A component of garlic oil may help release protective compounds to the heart after heart attack, during cardiac surgery or as a treatment for heart failure.

At low concentrations, hydrogen sulfide gas has been found to protect the heart from damage. However, this unstable and volatile compound has been difficult to deliver as therapy.

Now researchers at Emory University School of Medicine have turned to diallyl trisulfide, a garlic oil component, as a way to deliver the benefits of hydrogen sulfide to the heart. Their findings suggest that doctors could use diallyl trisulfide in many of the situations where researchers have proposed using hydrogen sulfide.

The data was presented Nov. 16 at the American Heart Association (AHA) Scientific Sessions conference in Orlando, Florida.

“We are now performing studies with orally active drugs that release hydrogen sulfide,” says David Lefer, Ph.D., professor of surgery at Emory University School of Medicine and director of the Cardiothoracic Surgery Research Laboratory at Emory University Hospital, Midtown. “This could avoid the need to inject sulfide-delivery drugs outside of an emergency situation.”

Working with Lefer, postdoctoral fellow Benjamin Predmore blocked the coronary arteries of mice for 45 minutes, simulating a heart attack, and gave them diallyl sulfide just before blood flow was restored. The compound reduced the proportion of damaged heart tissue in the area at risk by 61 percent, compared with untreated animals.

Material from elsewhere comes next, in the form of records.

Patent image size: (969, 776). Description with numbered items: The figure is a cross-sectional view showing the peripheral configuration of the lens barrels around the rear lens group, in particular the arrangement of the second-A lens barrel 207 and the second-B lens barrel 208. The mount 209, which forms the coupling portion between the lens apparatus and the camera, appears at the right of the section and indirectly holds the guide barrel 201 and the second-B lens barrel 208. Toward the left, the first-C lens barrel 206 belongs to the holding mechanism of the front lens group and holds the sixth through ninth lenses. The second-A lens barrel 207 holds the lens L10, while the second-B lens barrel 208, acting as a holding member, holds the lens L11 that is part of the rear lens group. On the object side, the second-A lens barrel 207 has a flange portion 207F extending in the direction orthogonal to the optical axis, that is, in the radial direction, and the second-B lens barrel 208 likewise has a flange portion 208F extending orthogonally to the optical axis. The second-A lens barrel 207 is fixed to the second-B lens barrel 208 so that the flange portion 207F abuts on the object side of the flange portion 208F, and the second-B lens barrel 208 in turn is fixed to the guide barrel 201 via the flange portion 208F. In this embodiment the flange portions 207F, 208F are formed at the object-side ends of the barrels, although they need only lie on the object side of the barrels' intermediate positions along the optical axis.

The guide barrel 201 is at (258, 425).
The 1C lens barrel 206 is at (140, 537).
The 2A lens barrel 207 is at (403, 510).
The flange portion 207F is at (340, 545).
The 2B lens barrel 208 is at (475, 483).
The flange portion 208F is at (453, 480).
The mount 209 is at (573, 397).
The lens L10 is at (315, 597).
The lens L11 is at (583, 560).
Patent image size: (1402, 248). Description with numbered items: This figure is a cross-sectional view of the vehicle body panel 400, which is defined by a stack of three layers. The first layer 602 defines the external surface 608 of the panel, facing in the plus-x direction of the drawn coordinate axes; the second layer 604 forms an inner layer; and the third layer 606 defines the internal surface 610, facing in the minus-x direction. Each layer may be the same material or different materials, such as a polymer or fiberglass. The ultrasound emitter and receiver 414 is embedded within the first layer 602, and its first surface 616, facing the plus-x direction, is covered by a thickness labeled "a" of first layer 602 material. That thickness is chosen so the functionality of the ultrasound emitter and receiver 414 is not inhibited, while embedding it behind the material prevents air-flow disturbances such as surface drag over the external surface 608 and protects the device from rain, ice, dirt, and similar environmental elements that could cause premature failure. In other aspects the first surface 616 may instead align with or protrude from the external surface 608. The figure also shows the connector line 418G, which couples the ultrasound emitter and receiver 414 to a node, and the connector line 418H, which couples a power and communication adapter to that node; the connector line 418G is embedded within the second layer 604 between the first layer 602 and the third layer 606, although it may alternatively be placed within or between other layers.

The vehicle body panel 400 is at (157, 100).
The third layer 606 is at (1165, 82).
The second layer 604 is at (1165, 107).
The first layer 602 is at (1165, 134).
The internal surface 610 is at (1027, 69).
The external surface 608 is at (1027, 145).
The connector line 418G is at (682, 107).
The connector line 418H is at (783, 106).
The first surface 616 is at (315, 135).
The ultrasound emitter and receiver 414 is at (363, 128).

“Interruption of oxygen and blood flow damages mitochondria, and loss of mitochondrial integrity can lead to cell death,” he says. “We see that diallyl sulfide can temporarily turn down the function of mitochondria, preserving them and lowering the production of reactive oxygen species.”

Transverse aortic constriction results in enlargement of the heart and is a model of heart failure. Diallyl sulfide twice daily, given after aortic constriction, could reduce heart enlargement, Kondo found.